A comfortable posture. You can select the posture you would like for meditation, such as walking, standing, lying down, or sitting. Some persons meditate while practicing yoga.
Focused attention. Focusing your attention helps to free your mind from distractions that cause stress and worry. You can focus your attention on a mantra, your breathing, or on a specific object, such as an image.
An open perspective. While meditating, you maintain an open perspective, letting distractions, such as emotions and thoughts, come and go naturally, without judgment.
Relaxed breathing.The Mayo Clinic emphasizes the importance of relaxed breathing when meditating. When you breathe deeply with an even pace your breathing slows down. You also reduce the use of shoulder, neck, and upper chest muscles, allowing you to breathe more efficiently.
The NCCAM overview also presents useful summaries of recent studies of meditation, as it relates to stress-reduction programs.
In addition, the NCCAM overview summarizes meditation studies related to specific medical conditions, such as anxiety, high blood pressure, irritable bowel syndrome, smoking cessation, and other conditions.
Herbert Benson, M.D., Harvard Medical School, and other researchers conducted studies, finding that TM Meditation brought about bodily changes, such as a drop in heart rate and a drop in breathing rate, which Benson later named, the “Relaxation Response,” in his book of the same name [see References at the end of this blog].
The following two steps are the most important to bring about the Relaxation Response, according to Benson’s book:
Repeat a word, sound, phrase, or prayer.
Disregard everyday thoughts, without judging them, and return to your repetition.
If you have one minute, two minutes, or three minutes, you may try, “Mini-relaxation exercises,” from the Harvard HEALTHBeat e-newsletter. For example, while sitting, breathe slowly and deeply in the following way:
As you breathe in, quietly repeat slowly to yourself, “I am.”
As you breathe out, repeat slowly to yourself, “at peace.”
Tips to Remember:
When under stress, your body reacts by releasing hormones that produce the “fight-or-flight” response. Your heart rate and breathing rate increase and blood vessels narrow, restricting the flow of blood.
In contrast, the Relaxation Response slows the heart rate, lowers blood pressure, and decreases levels of stress hormones.
Relaxation techniques are generally safe, but there is limited evidence of usefulness for specific health conditions.

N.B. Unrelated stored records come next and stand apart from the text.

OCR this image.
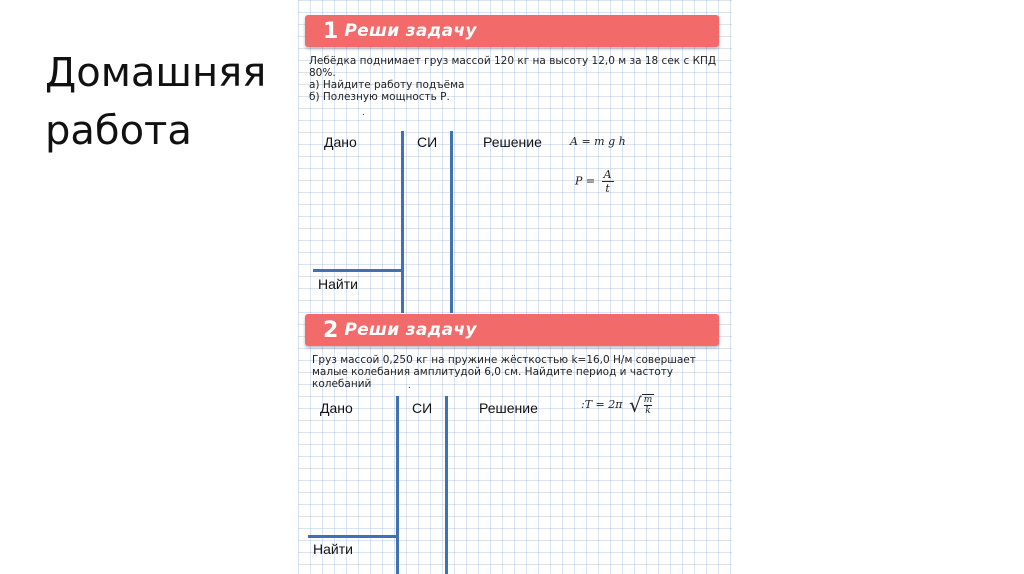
Домашняя работа
1 Реши задачу
Лебёдка поднимает груз массой 120 кг на высоту 12,0 м за 18 сек с КПД
80%.
а) Найдите работу подъёма
б) Полезную мощность Р.
.
Дано	СИ	Решение	A = m g h
$P = \frac{A}{t}$
Найти
2 Реши задачу
Груз массой 0,250 кг на пружине жёсткостью k=16,0 Н/м совершает
малые колебания амплитудой 6,0 см. Найдите период и частоту
колебаний	.
Дано	СИ	Решение	:T = 2π √ $\frac{m}{k}$
Найти
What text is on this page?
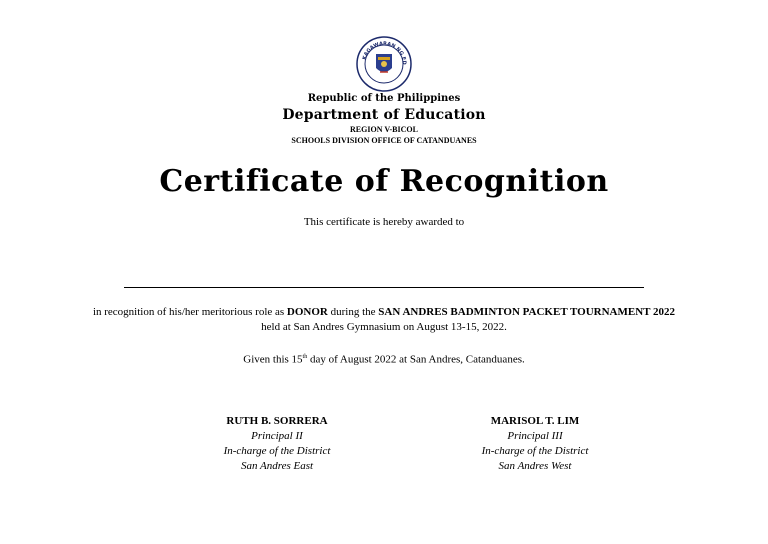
KAGAWARAN NG ED
Republic of the Philippines
Department of Education
REGION V-BICOL
SCHOOLS DIVISION OFFICE OF CATANDUANES
Certificate of Recognition
This certificate is hereby awarded to
in recognition of his/her meritorious role as DONOR during the SAN ANDRES BADMINTON PACKET TOURNAMENT 2022
held at San Andres Gymnasium on August 13-15, 2022.
Given this 15th day of August 2022 at San Andres, Catanduanes.
RUTH B. SORRERA
Principal II
In-charge of the District
San Andres East
MARISOL T. LIM
Principal III
In-charge of the District
San Andres West
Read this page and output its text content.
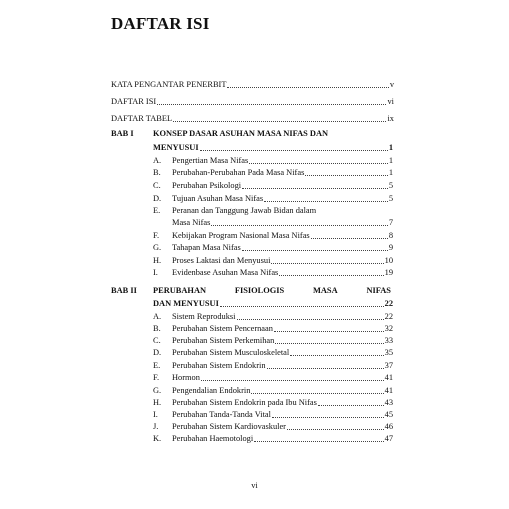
DAFTAR ISI
KATA PENGANTAR PENERBIT	v
DAFTAR ISI	vi
DAFTAR TABEL	ix
BAB I KONSEP DASAR ASUHAN MASA NIFAS DAN
MENYUSUI	1
A. Pengertian Masa Nifas	1
B. Perubahan-Perubahan Pada Masa Nifas	1
C. Perubahan Psikologi	5
D. Tujuan Asuhan Masa Nifas	5
E. Peranan dan Tanggung Jawab Bidan dalam
Masa Nifas	7
F. Kebijakan Program Nasional Masa Nifas	8
G. Tahapan Masa Nifas	9
H. Proses Laktasi dan Menyusui	10
I. Evidenbase Asuhan Masa Nifas	19
BAB II PERUBAHAN	FISIOLOGIS	MASA	NIFAS
DAN MENYUSUI	22
A. Sistem Reproduksi	22
B. Perubahan Sistem Pencernaan	32
C. Perubahan Sistem Perkemihan	33
D. Perubahan Sistem Musculoskeletal	35
E. Perubahan Sistem Endokrin	37
F. Hormon	41
G. Pengendalian Endokrin	41
H. Perubahan Sistem Endokrin pada Ibu Nifas	43
I. Perubahan Tanda-Tanda Vital	45
J. Perubahan Sistem Kardiovaskuler	46
K. Perubahan Haemotologi	47
vi
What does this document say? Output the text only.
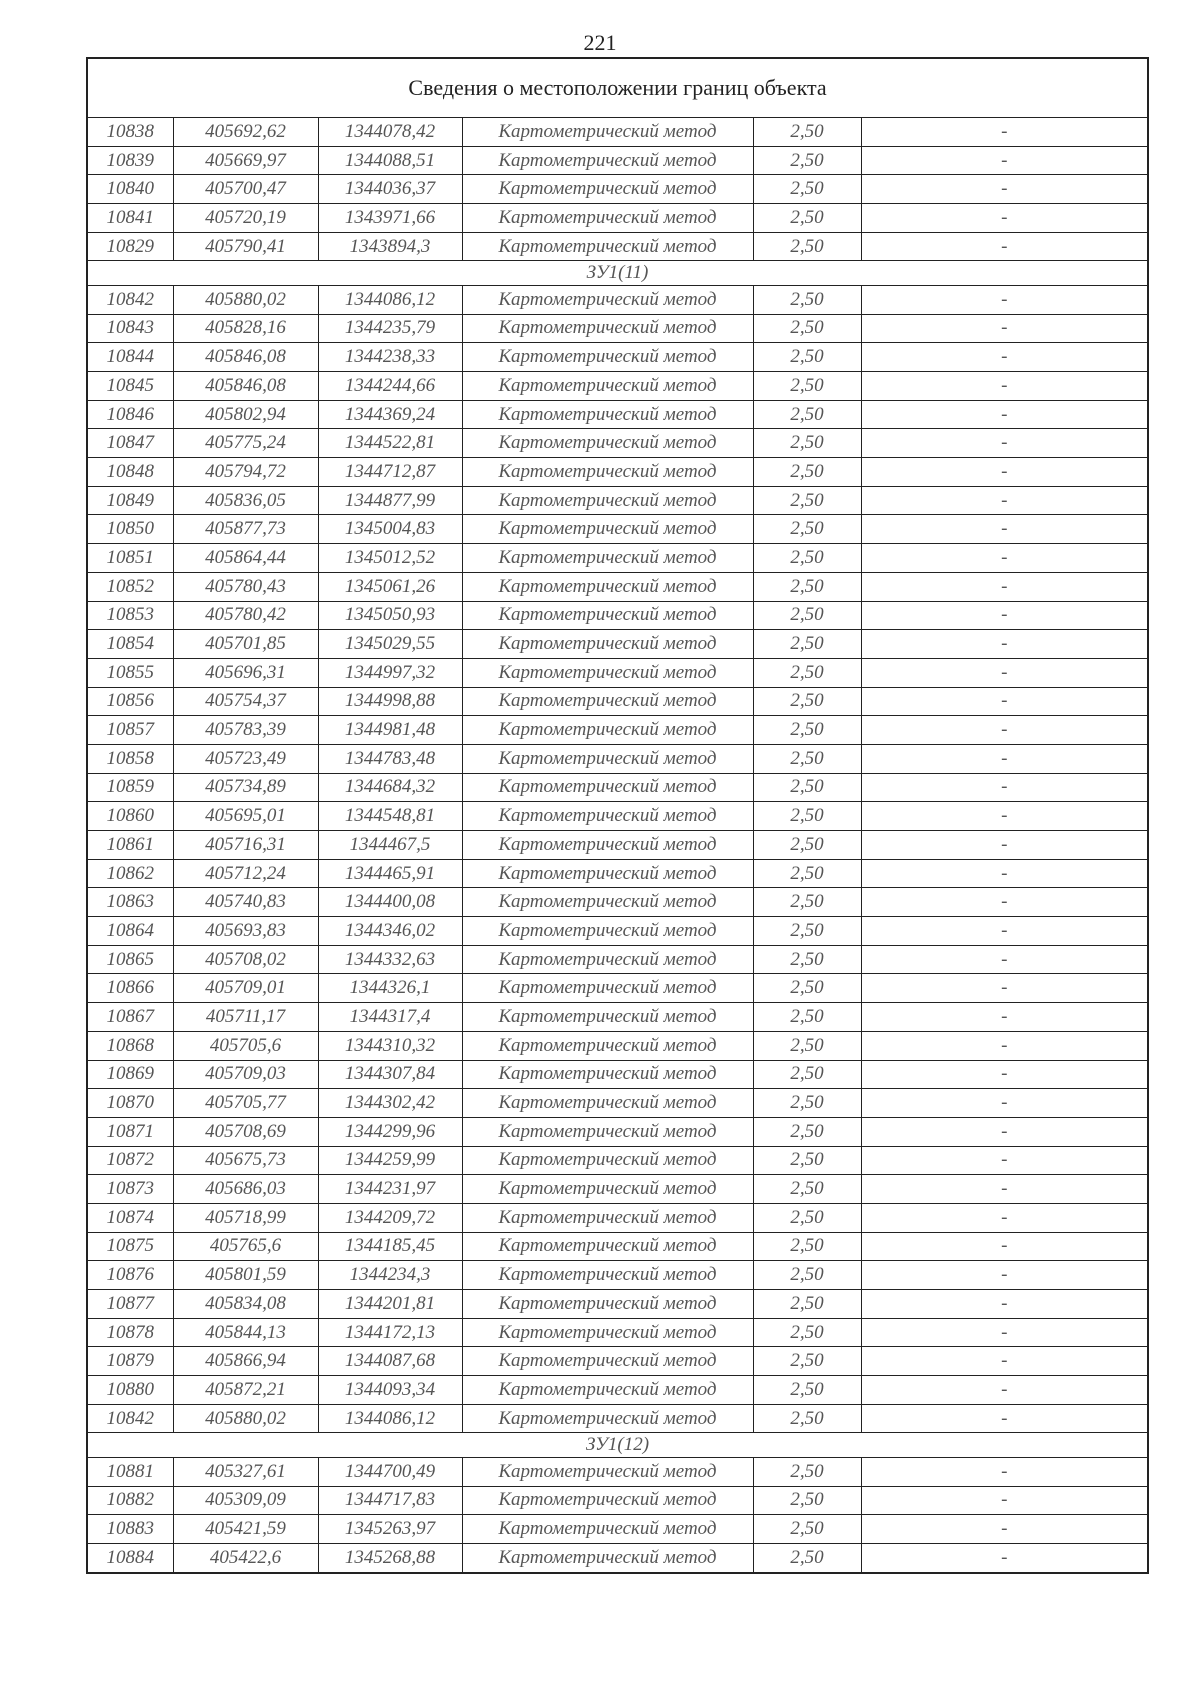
221
Сведения о местоположении границ объекта					
10838	405692,62	1344078,42	Картометрический метод	2,50	-
10839	405669,97	1344088,51	Картометрический метод	2,50	-
10840	405700,47	1344036,37	Картометрический метод	2,50	-
10841	405720,19	1343971,66	Картометрический метод	2,50	-
10829	405790,41	1343894,3	Картометрический метод	2,50	-
ЗУ1(11)					
10842	405880,02	1344086,12	Картометрический метод	2,50	-
10843	405828,16	1344235,79	Картометрический метод	2,50	-
10844	405846,08	1344238,33	Картометрический метод	2,50	-
10845	405846,08	1344244,66	Картометрический метод	2,50	-
10846	405802,94	1344369,24	Картометрический метод	2,50	-
10847	405775,24	1344522,81	Картометрический метод	2,50	-
10848	405794,72	1344712,87	Картометрический метод	2,50	-
10849	405836,05	1344877,99	Картометрический метод	2,50	-
10850	405877,73	1345004,83	Картометрический метод	2,50	-
10851	405864,44	1345012,52	Картометрический метод	2,50	-
10852	405780,43	1345061,26	Картометрический метод	2,50	-
10853	405780,42	1345050,93	Картометрический метод	2,50	-
10854	405701,85	1345029,55	Картометрический метод	2,50	-
10855	405696,31	1344997,32	Картометрический метод	2,50	-
10856	405754,37	1344998,88	Картометрический метод	2,50	-
10857	405783,39	1344981,48	Картометрический метод	2,50	-
10858	405723,49	1344783,48	Картометрический метод	2,50	-
10859	405734,89	1344684,32	Картометрический метод	2,50	-
10860	405695,01	1344548,81	Картометрический метод	2,50	-
10861	405716,31	1344467,5	Картометрический метод	2,50	-
10862	405712,24	1344465,91	Картометрический метод	2,50	-
10863	405740,83	1344400,08	Картометрический метод	2,50	-
10864	405693,83	1344346,02	Картометрический метод	2,50	-
10865	405708,02	1344332,63	Картометрический метод	2,50	-
10866	405709,01	1344326,1	Картометрический метод	2,50	-
10867	405711,17	1344317,4	Картометрический метод	2,50	-
10868	405705,6	1344310,32	Картометрический метод	2,50	-
10869	405709,03	1344307,84	Картометрический метод	2,50	-
10870	405705,77	1344302,42	Картометрический метод	2,50	-
10871	405708,69	1344299,96	Картометрический метод	2,50	-
10872	405675,73	1344259,99	Картометрический метод	2,50	-
10873	405686,03	1344231,97	Картометрический метод	2,50	-
10874	405718,99	1344209,72	Картометрический метод	2,50	-
10875	405765,6	1344185,45	Картометрический метод	2,50	-
10876	405801,59	1344234,3	Картометрический метод	2,50	-
10877	405834,08	1344201,81	Картометрический метод	2,50	-
10878	405844,13	1344172,13	Картометрический метод	2,50	-
10879	405866,94	1344087,68	Картометрический метод	2,50	-
10880	405872,21	1344093,34	Картометрический метод	2,50	-
10842	405880,02	1344086,12	Картометрический метод	2,50	-
ЗУ1(12)					
10881	405327,61	1344700,49	Картометрический метод	2,50	-
10882	405309,09	1344717,83	Картометрический метод	2,50	-
10883	405421,59	1345263,97	Картометрический метод	2,50	-
10884	405422,6	1345268,88	Картометрический метод	2,50	-
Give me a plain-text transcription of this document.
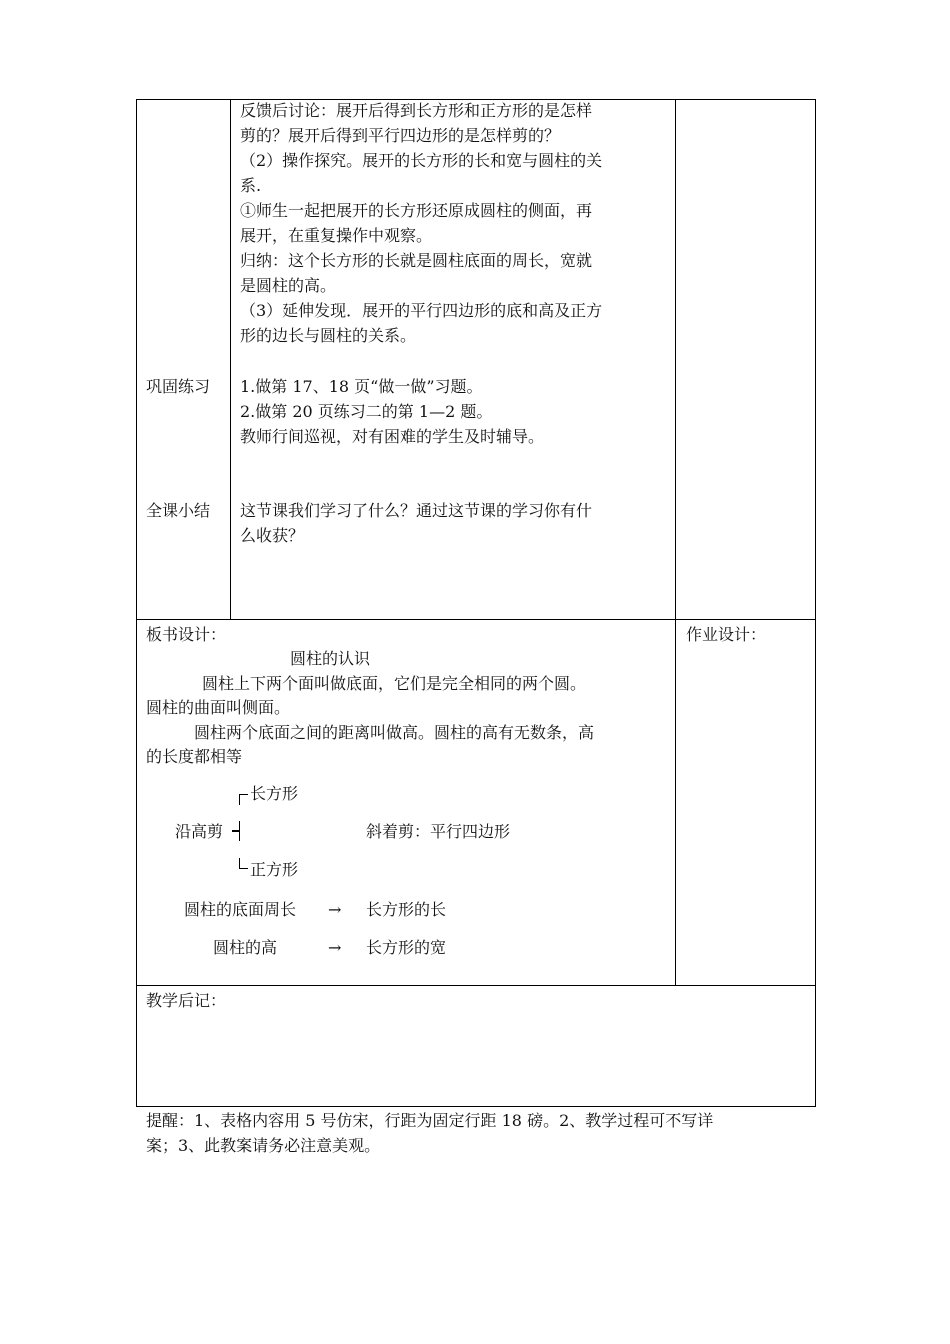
反馈后讨论：展开后得到长方形和正方形的是怎样
剪的？展开后得到平行四边形的是怎样剪的？
（2）操作探究。展开的长方形的长和宽与圆柱的关
系.
①师生一起把展开的长方形还原成圆柱的侧面，再
展开，在重复操作中观察。
归纳：这个长方形的长就是圆柱底面的周长，宽就
是圆柱的高。
（3）延伸发现．展开的平行四边形的底和高及正方
形的边长与圆柱的关系。
巩固练习 1.做第 17、18 页“做一做”习题。
2.做第 20 页练习二的第 1—2 题。
教师行间巡视，对有困难的学生及时辅导。
全课小结 这节课我们学习了什么？通过这节课的学习你有什
么收获？
板书设计：	作业设计：
圆柱的认识
圆柱上下两个面叫做底面，它们是完全相同的两个圆。
圆柱的曲面叫侧面。
圆柱两个底面之间的距离叫做高。圆柱的高有无数条，高
的长度都相等
长方形
沿高剪	斜着剪：平行四边形
正方形
圆柱的底面周长 → 长方形的长
圆柱的高	→ 长方形的宽
教学后记：
提醒：1、表格内容用 5 号仿宋，行距为固定行距 18 磅。2、教学过程可不写详
案；3、此教案请务必注意美观。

Relaxation techniques include a number of practices, such as progressive relaxation, guided imagery, and deep breathing exercises.
Relaxation techniques often combine breathing and focused attention, to calm the mind and the body.
Most relaxation techniques can be self-taught.
Do not use relaxation techniques as a replacement for conventional care or to postpone seeing a doctor about a medical problem.
A disclaimer: The information presented in this blog should not replace the medical advice of your doctor. You should not use this information to diagnose or treat any disease without first consulting with your medical doctor or other healthcare provider.
Benson, Herbert, M.D., with Miriam Z. Klipper. The Relaxation Response. Updated edition, paperback. New York: HarperCollins Publishers, Inc., 2000. [Hardcover edition published by William Morrow and Company, Inc., 1975].